Russian President Vladimir Putin has announced that laying the pipes for the first of two lines of the prospective Nord Stream 2 pipeline to Germany has now been "successfully completed."
Addressing an economic forum in St. Petersburg on June 4, Putin also said that "work on the second line is continuing."
While the underwater section still needs to be linked to the section on German territory, Russian energy giant Gazprom "is ready to start filling Nord Stream 2 with gas," he added.
Gazprom shares went up 0.6 percent after Putin's comments, reaching 273.80 rubles ($3.74) -- their highest level since mid-2008.
The United States, which has strongly opposed construction of the new Russian pipeline, last month announced new sanctions against Russian companies and ships involved in the project.
But the administration of President Joe Biden decided to waive sanctions against the company overseeing the project and its CEO.
In Washington, the move was met with criticism from Republicans and some Democrats, while the Kremlin hailed it as a "positive signal" ahead of a June 16 summit between Biden and Putin.
The Baltic Sea pipeline was at the center of a political tussle between Berlin and Washington during the previous administration of former U.S. President Donald Trump. Since coming into office in January, Biden has sought to heal relations with Europe after they were bruised under his predecessor.
U.S. officials have warned the pipeline will make Europe more dependent on Russian energy supplies and bypass Ukraine, which relies on gas transit fees.
The German government has refused to halt the project, arguing that it is a commercial venture and sovereign issue.
Putin told the St. Petersburg International Economic Forum that Russia will continue pumping 40 billion cubic meters of gas via Ukraine a year in line with the existing five-year contract.
Kyiv is locked in a confrontation with Moscow over Russia's 2014 seizure of Ukraine's Black Sea Crimean Peninsula and the Kremlin's support of separatists in eastern Ukraine.
Describing the U.S. use of the dollar as a political weapon, Putin also said that European states should pay for Russian gas in euros, a day after Moscow said it would remove dollar assets from its National Wealth Fund while increasing the share of the euro, Chinese yuan, and gold.
"The euro is completely acceptable for us in terms of gas payments.

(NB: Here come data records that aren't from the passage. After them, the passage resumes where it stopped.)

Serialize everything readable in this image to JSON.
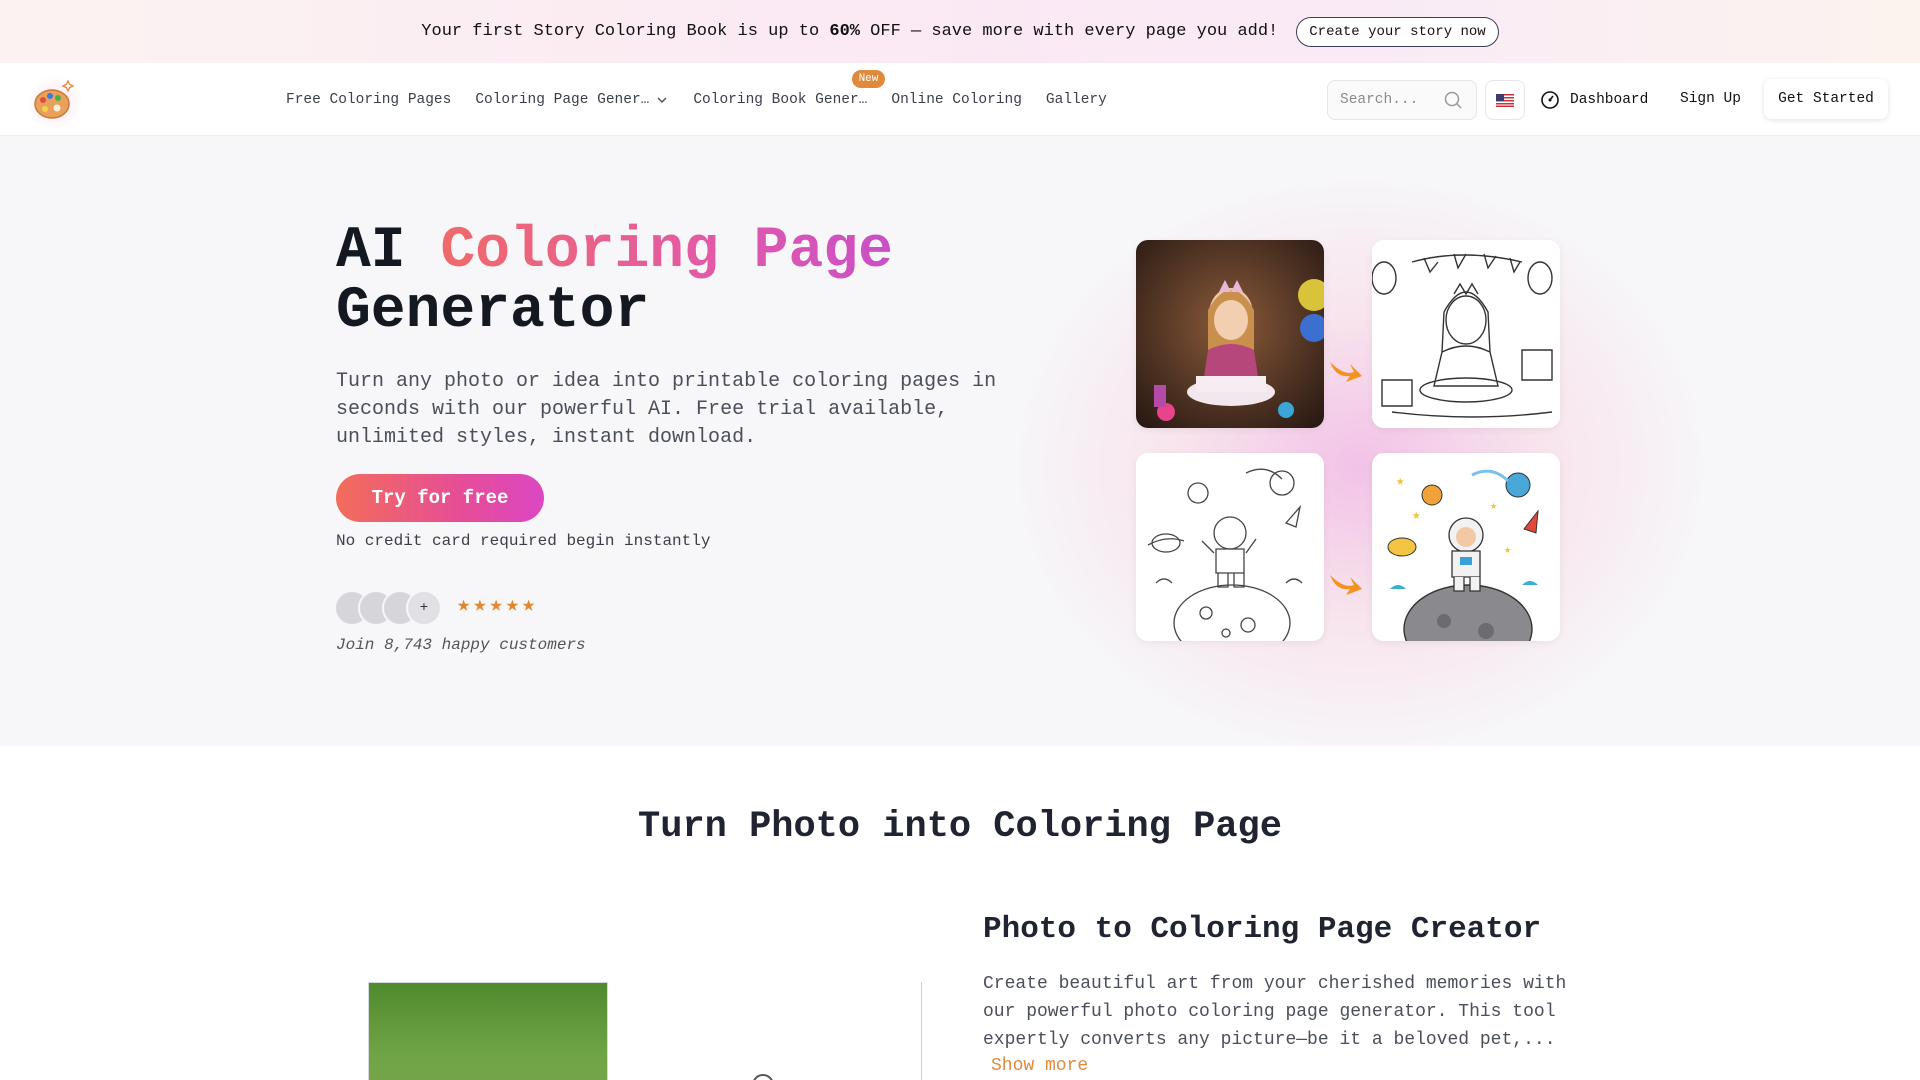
{
  "promo": {
    "text_before": "Your first Story Coloring Book is up to ",
    "text_bold": "60%",
    "text_after": " OFF — save more with every page you add!",
    "button": "Create your story now"
  },
  "nav": {
    "links": [
      {
        "label": "Free Coloring Pages"
      },
      {
        "label": "Coloring Page Gener…"
      },
      {
        "label": "Coloring Book Gener…",
        "badge": "New"
      },
      {
        "label": "Online Coloring"
      },
      {
        "label": "Gallery"
      }
    ],
    "search_placeholder": "Search...",
    "dashboard": "Dashboard",
    "sign_up": "Sign Up",
    "get_started": "Get Started"
  },
  "hero": {
    "title_plain_1": "AI ",
    "title_gradient": "Coloring Page",
    "title_plain_2": "Generator",
    "subtitle": "Turn any photo or idea into printable coloring pages in seconds with our powerful AI. Free trial available, unlimited styles, instant download.",
    "cta": "Try for free",
    "note": "No credit card required begin instantly",
    "avatar_more": "+",
    "rating_stars": 5,
    "join_text": "Join 8,743 happy customers"
  },
  "colors": {
    "accent_orange": "#e08a3c",
    "gradient_start": "#f26d5b",
    "gradient_end": "#db47c2"
  },
  "section2": {
    "title": "Turn Photo into Coloring Page",
    "feature_title": "Photo to Coloring Page Creator",
    "feature_text": "Create beautiful art from your cherished memories with our powerful photo coloring page generator. This tool expertly converts any picture—be it a beloved pet,...",
    "show_more": "Show more"
  }
}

This can be done, of course, and probably should be done," he said.
Russia has long moved to reduce the dollar's share in its hard-currency reserves as it has faced waves of U.S. sanctions amid heightened tensions with the West over issues including the conflict in Ukraine, cyberattacks allegedly by Russian hackers, and Russia's treatment of jailed opposition activist Aleksei Navalny.
In an interview with state-run Channel One television on the sidelines of the St. Petersburg forum, Putin said he expected "no breakthrough" from his meeting with Biden, but expressed hope that the talks will be held in a "positive atmosphere."
"But the very fact of our meeting, that we will speak about possibilities for restoring bilateral relations, about matters of mutual interest, and, by the way, there are a lot of them, is quite good as such," he added.
Late last month, Biden said he would press his Russian counterpart to respect human rights when the two leaders meet.
The U.S. president in March said he believed Putin was a "killer," which prompted a diplomatic row that led to Moscow recalling its ambassador to Washington for consultations.